Friendship is what inspires the giving that drives the reciprocity which starts the fire that makes love grow. It makes you second guess your words and actions as to not intentionally cause harm. It aids you in loving who the person is and appreciating your differences, instead of trying to change them. It enables you to open up when you are broken and cling to the reasons you love them as opposed to searching for and giving attention to why you don’t. Friendship reinforces the fight to save the relationship when everything (and sometimes, everyone) is telling you to throw in the towel.

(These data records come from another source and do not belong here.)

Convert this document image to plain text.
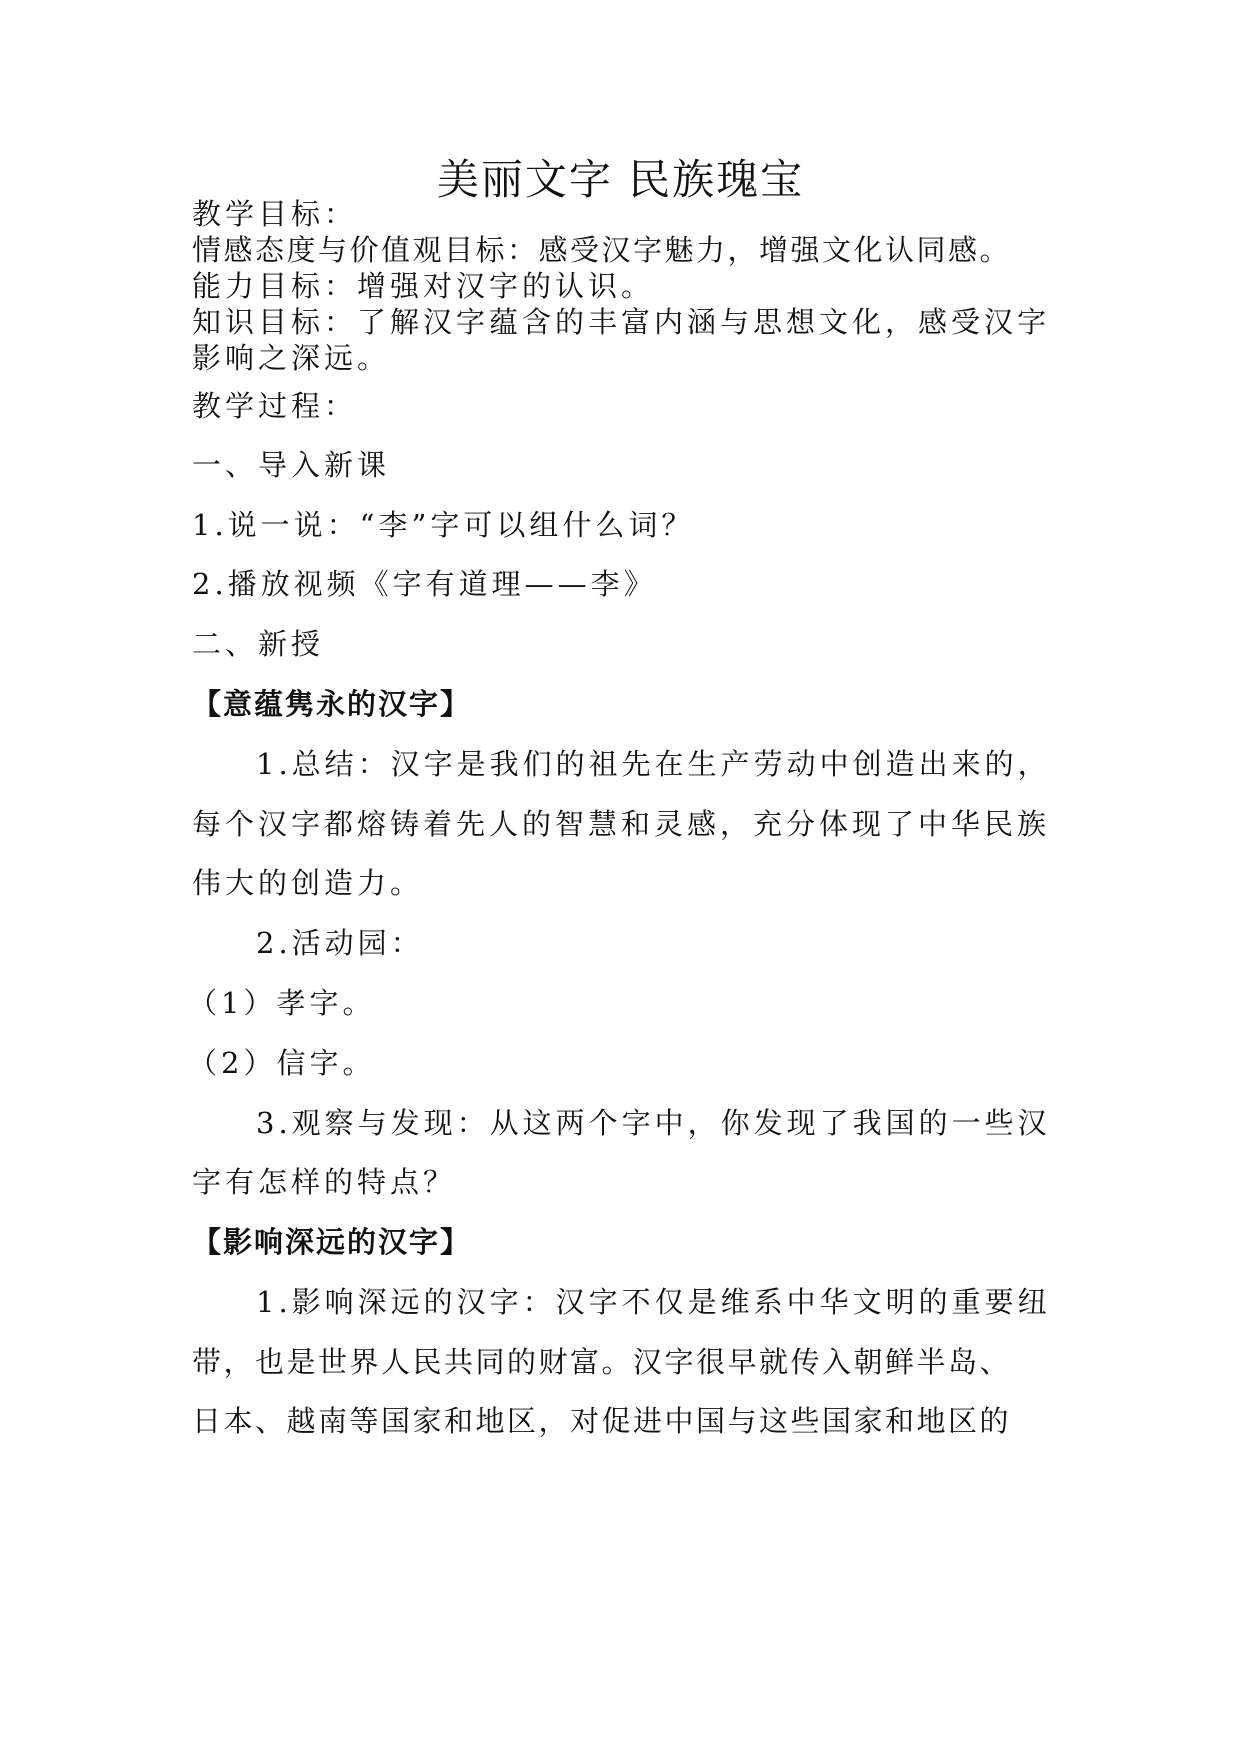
美丽文字 民族瑰宝
教学目标：
情感态度与价值观目标：感受汉字魅力，增强文化认同感。
能力目标：增强对汉字的认识。
知识目标：了解汉字蕴含的丰富内涵与思想文化，感受汉字
影响之深远。
教学过程：
一、导入新课
1.说一说：“李”字可以组什么词？
2.播放视频《字有道理——李》
二、新授
【意蕴隽永的汉字】
1.总结：汉字是我们的祖先在生产劳动中创造出来的，
每个汉字都熔铸着先人的智慧和灵感，充分体现了中华民族
伟大的创造力。
2.活动园：
（1）孝字。
（2）信字。
3.观察与发现：从这两个字中，你发现了我国的一些汉
字有怎样的特点？
【影响深远的汉字】
1.影响深远的汉字：汉字不仅是维系中华文明的重要纽
带，也是世界人民共同的财富。汉字很早就传入朝鲜半岛、
日本、越南等国家和地区，对促进中国与这些国家和地区的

In my missteps, I realize I forgot the importance of friendship between me and the men I called myself “loving”. I was living in fast forward mode attempting to achieve greatness without the greatest component. I was attempting to paint a canvas without paint, create a song without music, write a love story without paper-I was setting myself up to fail. I know that now, and while developing a friendship takes time and patience, which at times seem to be in limited supply, I want the masterpiece. If friendship is essential for me to live out my love story, I am willing to put in the effort in order to gain the greatest reward.

Friends with Benefits

23 Jul

In light of the two movies released this year, “No Strings Attached” and “Friends With Benefits”, everyone has been forced, if not already entertaining, the possibility of whether engaging in such a relationship is plausible, for them.
Is it possible?
Sure for the noncommittal types who shy away from relationships due to fear, because who wants to willingly be hurt?
What are the risks?
You could possibly cheapen some interactions that have the potential to be deeper and of more value, while promoting others to a level of credibility that they don’t deserve.
Also the heart often ends up tangled in a mess that you couldn’t have prepared for even if you tried. Even if you claim no emotional attachment, you still remember their face, what they may have felt, smelled, sounded, or even tasted like. We can’t erase memories. You could potentially be filling up your memory bank with meaningless memories of people that aren’t even an active part of your life. This may not appear to be an issue at first, until you need or want the companionship and cannot reach out to the individuals who you’ve shared some of the most intimate parts of yourself with.
Okay, so are there any benefits?
Perhaps. Depending on you and the state of your “maturity”. I say this because I believe that monogamous, committed relationships between two actually require a level of maturity that most can only imagine possessing. So, if you’re not ready to be faithful and in some ways responsible and accountable for another person’s feelings, then maybe friends with benefits is the way to go.
Also as I’ve heard it phrased, maybe you just need a thorough cobweb dusting and don’t want to have to commit in order to indulge in the luxury of such.
Here’s the real deal though: the operative word in the arrangement is “FRIENDS” with said benefits. It seems like by even the way people discuss entertaining the idea, people are getting it twisted with a one night stand or “booty call”, and subsequently discard an imperative dynamic in the “arrangement”.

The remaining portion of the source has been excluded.